The tweaks worked. In the last trial, the SAPS score, a measure of psychosis symptoms, dropped 5.9 points in patients taking placebo. In the new trial, the placebo group only saw their scores on the modified scale decline by 2.73 points. Those taking the drug saw their scores drop 5.79 points, a highly statistically significant change. Pimavanserin also improved nighttime sleep and daytime wakefulness, and didn't worsen motor function.
The safety profile looked clean, which should help it compete with atypical antipsychotics such as Johnson & Johnson's (NYSE:JNJ) Risperdal, Eli Lilly's (NYSE:LLY) Zyprexa, Bristol-Myers Squibb's (NYSE:BMY) Abilify, and Pfizer's (NYSE:PFE) Geodon that are used off label in Parkinson's patients, but have safety issues.

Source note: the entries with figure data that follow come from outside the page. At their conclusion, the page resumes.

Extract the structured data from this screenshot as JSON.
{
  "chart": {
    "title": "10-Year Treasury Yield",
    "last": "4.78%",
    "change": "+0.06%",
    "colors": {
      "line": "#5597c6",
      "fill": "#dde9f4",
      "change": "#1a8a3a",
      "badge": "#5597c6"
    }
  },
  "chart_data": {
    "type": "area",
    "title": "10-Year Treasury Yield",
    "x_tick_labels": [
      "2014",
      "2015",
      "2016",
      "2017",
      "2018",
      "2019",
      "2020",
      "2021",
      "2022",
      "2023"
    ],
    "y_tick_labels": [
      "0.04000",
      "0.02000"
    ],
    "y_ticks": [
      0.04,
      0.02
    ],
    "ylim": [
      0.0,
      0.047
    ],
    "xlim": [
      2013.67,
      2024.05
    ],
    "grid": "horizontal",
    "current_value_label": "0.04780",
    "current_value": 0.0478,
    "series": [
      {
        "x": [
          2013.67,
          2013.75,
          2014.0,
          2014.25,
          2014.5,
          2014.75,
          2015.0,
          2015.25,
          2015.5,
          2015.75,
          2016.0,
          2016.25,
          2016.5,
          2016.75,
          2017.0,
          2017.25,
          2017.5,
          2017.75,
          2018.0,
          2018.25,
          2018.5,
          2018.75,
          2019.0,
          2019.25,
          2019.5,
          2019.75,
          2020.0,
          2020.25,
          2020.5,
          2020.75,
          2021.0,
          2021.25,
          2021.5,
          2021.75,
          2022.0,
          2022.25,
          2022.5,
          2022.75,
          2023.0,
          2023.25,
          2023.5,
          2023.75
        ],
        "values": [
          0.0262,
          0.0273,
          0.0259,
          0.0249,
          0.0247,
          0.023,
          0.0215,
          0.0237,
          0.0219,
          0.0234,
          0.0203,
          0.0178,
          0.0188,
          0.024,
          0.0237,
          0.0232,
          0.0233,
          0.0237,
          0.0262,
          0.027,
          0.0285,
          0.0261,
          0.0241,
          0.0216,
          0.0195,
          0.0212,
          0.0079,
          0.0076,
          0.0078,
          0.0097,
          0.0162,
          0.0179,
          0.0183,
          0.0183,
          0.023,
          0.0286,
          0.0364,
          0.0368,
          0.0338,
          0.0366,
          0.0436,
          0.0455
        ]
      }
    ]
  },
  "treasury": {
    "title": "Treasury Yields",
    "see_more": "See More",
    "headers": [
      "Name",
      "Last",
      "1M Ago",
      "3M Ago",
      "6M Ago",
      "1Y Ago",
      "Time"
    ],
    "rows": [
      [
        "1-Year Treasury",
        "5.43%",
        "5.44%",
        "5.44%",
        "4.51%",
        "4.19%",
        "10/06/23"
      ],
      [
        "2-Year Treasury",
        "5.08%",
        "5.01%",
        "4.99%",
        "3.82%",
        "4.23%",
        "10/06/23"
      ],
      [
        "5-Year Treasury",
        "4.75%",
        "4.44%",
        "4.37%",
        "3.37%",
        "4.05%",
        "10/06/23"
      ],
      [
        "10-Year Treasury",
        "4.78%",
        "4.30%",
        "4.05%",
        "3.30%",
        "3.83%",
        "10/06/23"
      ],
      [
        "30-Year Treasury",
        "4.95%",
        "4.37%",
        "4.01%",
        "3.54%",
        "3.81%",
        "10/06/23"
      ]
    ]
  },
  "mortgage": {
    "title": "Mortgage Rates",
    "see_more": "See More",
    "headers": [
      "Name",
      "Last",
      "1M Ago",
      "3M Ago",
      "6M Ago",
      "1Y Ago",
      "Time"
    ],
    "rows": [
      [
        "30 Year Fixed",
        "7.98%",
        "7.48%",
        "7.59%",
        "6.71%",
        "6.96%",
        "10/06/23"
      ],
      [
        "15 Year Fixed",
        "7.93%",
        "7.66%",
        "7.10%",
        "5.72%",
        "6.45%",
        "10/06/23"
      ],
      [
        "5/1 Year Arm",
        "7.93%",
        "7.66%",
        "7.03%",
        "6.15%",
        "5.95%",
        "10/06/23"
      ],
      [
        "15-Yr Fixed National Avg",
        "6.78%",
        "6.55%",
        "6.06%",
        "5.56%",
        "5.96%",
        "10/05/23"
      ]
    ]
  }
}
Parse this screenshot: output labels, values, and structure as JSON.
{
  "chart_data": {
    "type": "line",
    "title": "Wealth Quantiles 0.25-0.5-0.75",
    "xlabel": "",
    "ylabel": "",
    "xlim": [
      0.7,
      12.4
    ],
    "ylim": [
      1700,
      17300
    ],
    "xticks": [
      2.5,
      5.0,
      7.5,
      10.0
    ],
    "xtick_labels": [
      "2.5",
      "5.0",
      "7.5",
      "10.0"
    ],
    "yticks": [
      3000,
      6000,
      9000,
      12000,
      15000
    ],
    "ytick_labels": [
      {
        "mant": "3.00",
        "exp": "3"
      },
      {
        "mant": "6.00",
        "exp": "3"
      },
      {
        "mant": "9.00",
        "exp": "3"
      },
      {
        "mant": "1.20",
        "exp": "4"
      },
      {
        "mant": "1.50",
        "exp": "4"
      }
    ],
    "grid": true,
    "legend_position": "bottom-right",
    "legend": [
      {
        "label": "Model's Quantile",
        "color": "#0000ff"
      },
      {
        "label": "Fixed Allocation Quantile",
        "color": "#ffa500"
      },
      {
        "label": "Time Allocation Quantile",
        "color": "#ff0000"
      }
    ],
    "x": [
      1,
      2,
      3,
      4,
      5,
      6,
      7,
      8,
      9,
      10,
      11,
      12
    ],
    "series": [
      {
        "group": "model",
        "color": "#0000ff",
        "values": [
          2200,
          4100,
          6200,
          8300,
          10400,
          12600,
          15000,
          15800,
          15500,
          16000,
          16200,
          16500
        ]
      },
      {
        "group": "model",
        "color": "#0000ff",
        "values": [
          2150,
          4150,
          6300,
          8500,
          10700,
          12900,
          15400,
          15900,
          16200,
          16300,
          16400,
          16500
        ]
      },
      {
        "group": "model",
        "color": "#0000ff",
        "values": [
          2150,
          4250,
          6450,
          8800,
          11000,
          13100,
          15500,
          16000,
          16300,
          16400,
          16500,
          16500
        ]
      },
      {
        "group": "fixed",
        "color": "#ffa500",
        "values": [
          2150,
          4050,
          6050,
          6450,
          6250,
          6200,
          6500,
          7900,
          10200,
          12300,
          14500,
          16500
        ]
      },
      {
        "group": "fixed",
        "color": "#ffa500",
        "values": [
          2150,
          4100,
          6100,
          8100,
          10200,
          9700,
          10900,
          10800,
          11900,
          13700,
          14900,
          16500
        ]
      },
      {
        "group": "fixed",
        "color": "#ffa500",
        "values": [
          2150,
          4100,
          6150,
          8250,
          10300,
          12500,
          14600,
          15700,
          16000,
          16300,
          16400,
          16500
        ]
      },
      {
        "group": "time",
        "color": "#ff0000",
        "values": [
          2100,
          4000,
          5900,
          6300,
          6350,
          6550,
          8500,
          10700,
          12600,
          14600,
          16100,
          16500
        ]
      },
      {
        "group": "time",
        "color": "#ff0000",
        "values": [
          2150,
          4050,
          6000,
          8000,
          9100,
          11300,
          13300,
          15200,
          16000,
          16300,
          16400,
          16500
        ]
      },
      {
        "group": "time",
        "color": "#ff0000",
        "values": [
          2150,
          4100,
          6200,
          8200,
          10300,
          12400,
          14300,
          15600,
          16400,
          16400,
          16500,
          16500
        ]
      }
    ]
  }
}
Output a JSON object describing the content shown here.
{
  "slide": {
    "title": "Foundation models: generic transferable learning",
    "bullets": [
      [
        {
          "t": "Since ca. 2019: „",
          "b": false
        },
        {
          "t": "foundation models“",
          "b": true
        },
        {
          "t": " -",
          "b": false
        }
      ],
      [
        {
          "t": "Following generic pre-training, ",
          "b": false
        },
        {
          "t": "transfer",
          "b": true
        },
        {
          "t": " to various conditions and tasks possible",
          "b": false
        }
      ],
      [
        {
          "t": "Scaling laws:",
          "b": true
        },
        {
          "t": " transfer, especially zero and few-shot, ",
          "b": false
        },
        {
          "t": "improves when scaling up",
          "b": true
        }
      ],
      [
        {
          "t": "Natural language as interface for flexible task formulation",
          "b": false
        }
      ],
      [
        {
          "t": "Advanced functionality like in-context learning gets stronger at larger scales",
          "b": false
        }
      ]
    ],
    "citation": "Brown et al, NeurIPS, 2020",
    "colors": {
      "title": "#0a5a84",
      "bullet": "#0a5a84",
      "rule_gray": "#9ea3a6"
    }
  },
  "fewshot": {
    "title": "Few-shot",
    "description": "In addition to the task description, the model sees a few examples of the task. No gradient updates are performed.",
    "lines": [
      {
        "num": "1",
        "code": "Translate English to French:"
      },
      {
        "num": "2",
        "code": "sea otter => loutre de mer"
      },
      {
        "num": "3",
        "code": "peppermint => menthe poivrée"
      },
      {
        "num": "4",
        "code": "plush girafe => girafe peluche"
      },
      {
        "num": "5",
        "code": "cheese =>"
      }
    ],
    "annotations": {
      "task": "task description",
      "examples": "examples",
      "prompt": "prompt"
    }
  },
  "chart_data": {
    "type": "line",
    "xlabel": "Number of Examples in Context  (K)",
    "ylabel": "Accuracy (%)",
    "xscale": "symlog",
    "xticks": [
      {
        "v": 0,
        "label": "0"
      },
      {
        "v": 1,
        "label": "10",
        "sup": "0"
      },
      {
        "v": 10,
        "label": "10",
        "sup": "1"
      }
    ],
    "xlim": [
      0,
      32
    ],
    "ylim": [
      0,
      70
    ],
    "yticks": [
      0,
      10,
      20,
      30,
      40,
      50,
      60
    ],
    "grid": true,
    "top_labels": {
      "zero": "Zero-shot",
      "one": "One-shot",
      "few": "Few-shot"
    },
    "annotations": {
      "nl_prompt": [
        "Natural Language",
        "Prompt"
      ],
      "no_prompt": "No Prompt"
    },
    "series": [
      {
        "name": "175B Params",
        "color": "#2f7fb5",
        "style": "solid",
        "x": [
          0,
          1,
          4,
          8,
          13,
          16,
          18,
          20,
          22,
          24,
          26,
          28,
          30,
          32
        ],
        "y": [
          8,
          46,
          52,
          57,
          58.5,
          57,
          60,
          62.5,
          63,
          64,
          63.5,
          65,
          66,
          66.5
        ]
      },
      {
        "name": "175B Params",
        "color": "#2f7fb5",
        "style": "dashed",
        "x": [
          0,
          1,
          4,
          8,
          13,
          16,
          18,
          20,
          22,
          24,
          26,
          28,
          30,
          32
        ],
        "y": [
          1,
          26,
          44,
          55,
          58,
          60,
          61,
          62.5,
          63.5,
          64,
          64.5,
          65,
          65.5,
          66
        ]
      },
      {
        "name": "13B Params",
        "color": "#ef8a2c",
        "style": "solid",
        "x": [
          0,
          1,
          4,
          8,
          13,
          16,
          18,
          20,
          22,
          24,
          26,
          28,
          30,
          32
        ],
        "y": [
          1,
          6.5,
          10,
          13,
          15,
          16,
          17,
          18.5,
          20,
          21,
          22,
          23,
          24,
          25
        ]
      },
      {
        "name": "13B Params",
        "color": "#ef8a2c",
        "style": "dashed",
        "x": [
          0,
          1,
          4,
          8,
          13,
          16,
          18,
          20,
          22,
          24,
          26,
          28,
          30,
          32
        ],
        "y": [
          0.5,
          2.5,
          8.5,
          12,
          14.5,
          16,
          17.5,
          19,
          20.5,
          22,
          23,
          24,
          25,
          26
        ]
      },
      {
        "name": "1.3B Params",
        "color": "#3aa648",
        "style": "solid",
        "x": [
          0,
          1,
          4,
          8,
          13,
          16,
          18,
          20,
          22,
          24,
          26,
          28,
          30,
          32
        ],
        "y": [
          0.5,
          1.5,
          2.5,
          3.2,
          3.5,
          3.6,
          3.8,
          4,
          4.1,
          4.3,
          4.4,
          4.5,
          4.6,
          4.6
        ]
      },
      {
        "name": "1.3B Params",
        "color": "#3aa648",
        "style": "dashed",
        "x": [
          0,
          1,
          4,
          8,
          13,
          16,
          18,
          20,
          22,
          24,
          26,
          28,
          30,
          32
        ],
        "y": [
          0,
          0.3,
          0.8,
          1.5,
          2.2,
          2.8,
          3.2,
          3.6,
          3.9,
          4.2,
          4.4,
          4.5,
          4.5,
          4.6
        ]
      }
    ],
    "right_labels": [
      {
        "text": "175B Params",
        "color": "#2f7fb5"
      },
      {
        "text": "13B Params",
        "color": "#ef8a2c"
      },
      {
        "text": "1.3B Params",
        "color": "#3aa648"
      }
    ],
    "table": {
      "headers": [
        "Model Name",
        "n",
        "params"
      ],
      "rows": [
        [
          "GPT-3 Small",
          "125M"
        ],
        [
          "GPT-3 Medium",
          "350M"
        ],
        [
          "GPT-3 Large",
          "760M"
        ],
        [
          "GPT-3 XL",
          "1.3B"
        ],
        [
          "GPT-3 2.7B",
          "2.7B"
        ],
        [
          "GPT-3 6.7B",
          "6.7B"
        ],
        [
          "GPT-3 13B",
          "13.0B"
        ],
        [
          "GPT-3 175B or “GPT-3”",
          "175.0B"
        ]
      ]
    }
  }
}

Now the big question is whether Acadia can repeat the feat. The Food and Drug Administration is going to want two trials before it'll approve pimavanserin. A second trial -- obviously with the same trial design -- is in the works. The first trial took two years to enroll even though it only measured treatment for six weeks. With solid data in hand, it'll presumably be easier to convince patients and their caregivers to enroll in the new trial.
That could also present a problem. If patients know they're potentially getting a drug that works well, it might increase the placebo effect in the next trial. Fortunately, the difference was so large in the last trial that Acadia has some leeway to see the placebo improve and still be statistically significant. That's good because tweaking again isn't an option.